6

Necesitaba a Elizabeth.

Necesitaba que me abrazara como había hecho en el viñedo, que me enjugara la frente y los hombros empapados de sudor con las mismas caricias concienzudas y suaves con que me había limpiado de espinas las palmas de las manos. Quería que me vendara y me llevara a desayunar y me prohibiera trepar a los árboles.

Pero Elizabeth era inalcanzable.

Aunque yo hiciera algo para alcanzarla, ella no vendría.

Vomité en el lavamanos y jadeé, pero no había tiempo para ello. Las contracciones me golpeaban como un muro líquido que acabaría ahogándome. Descolgué el teléfono y marqué el número de Bloom. Se puso Renata. Entre mis propios y desesperados jadeos, alcancé a oír que me entendía. Colgó el auricular abruptamente.

Minutos más tarde, Renata estaba en el salón. Yo había vuelto a la habitación azul a cuatro patas y me asomaban los pies por la pequeña puerta.

—Suerte que me has llamado —dijo.

Metí los pies en la habitación y me quedé ovillada sobre un costado, en el suelo. Cuando Renata intentó asomarse, le cerré la puerta en las narices.

—Llama a tu madre —pedí—. Que venga a sacarme esto de dentro.

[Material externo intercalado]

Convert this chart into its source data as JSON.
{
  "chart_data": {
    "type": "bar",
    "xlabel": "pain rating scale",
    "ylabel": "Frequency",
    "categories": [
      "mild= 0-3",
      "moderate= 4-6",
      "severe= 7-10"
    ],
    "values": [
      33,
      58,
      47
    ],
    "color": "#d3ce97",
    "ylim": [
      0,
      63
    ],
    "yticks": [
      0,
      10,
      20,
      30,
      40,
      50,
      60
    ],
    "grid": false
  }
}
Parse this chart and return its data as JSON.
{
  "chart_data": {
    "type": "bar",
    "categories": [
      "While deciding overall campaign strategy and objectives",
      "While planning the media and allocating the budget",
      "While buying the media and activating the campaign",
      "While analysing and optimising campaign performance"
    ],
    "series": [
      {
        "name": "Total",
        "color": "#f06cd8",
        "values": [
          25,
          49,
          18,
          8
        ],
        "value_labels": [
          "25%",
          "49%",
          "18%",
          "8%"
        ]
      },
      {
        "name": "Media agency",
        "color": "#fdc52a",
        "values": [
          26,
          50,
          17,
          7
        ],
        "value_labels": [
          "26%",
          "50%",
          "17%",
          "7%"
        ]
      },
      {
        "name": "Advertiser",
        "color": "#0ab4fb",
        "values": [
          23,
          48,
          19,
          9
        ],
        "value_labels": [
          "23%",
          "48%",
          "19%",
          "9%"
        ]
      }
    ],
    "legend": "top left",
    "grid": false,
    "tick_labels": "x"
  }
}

—Ya la he llamado, y estaba cerca de aquí. Seguramente lo intuyó. Tiene premoniciones sobre estas cosas. Llegará en cualquier momento.

Di un chillido y me puse a gatas.

No la oí entrar, aunque de pronto Mami Ruby estaba a mi lado, desvistiéndome. Sus manos recorrieron mi cuerpo, por dentro y por fuera, pero no me importó. Ella me sacaría el bebé. Estaba dispuesta a soportar lo que hiciera falta. Si hubiese cogido un cuchillo para abrirme en canal allí mismo, yo no habría protestado.

Mami Ruby me acercó a los labios un vaso de plástico con una pajita. Sorbí un líquido frío y dulce. Luego me secó las comisuras con un paño.

—Por favor —supliqué—, por favor. Haz lo que tengas que hacer, pero sácalo.

—Ya lo estás haciendo tú —me consoló—. Tú eres la única que puede sacar a este bebé.

La habitación azul estaba en llamas. Se supone que el agua no es inflamable, pero allí estaba yo, ahogándome y quemándome al mismo tiempo. No podía respirar ni ver. No había aire, no había salida.

—Por favor —supliqué con voz rota.

Mami Ruby estaba agachada a mi lado. Sus ojos quedaban a la misma altura que los míos y nuestras frentes se tocaban. Colocó mis brazos alrededor de sus hombros y me puse en cuclillas, como si ella fuera a sacarme de aquella agua en llamas, pero Mami Ruby no se movió. Estábamos pegadas al suelo y ella escuchaba.

—Ya viene —confirmó—. Lo estás trayendo. Sólo tú puedes hacerlo.

Fue entonces cuando comprendí lo que me estaba diciendo. Prorrumpí en gemidos de arrepentimiento. Esta vez no había escapatoria. No podía darme la vuelta, no podía marcharme sin aceptar las consecuencias de mi comportamiento. Sólo había una forma de llegar al otro lado y era a través del dolor.

Por fin, mi cuerpo se rindió. Dejé de resistirme y el bebé empezó a escurrirse con una lentitud espantosa por el canal del parto y finalmente llegó a las manos de Mami Ruby.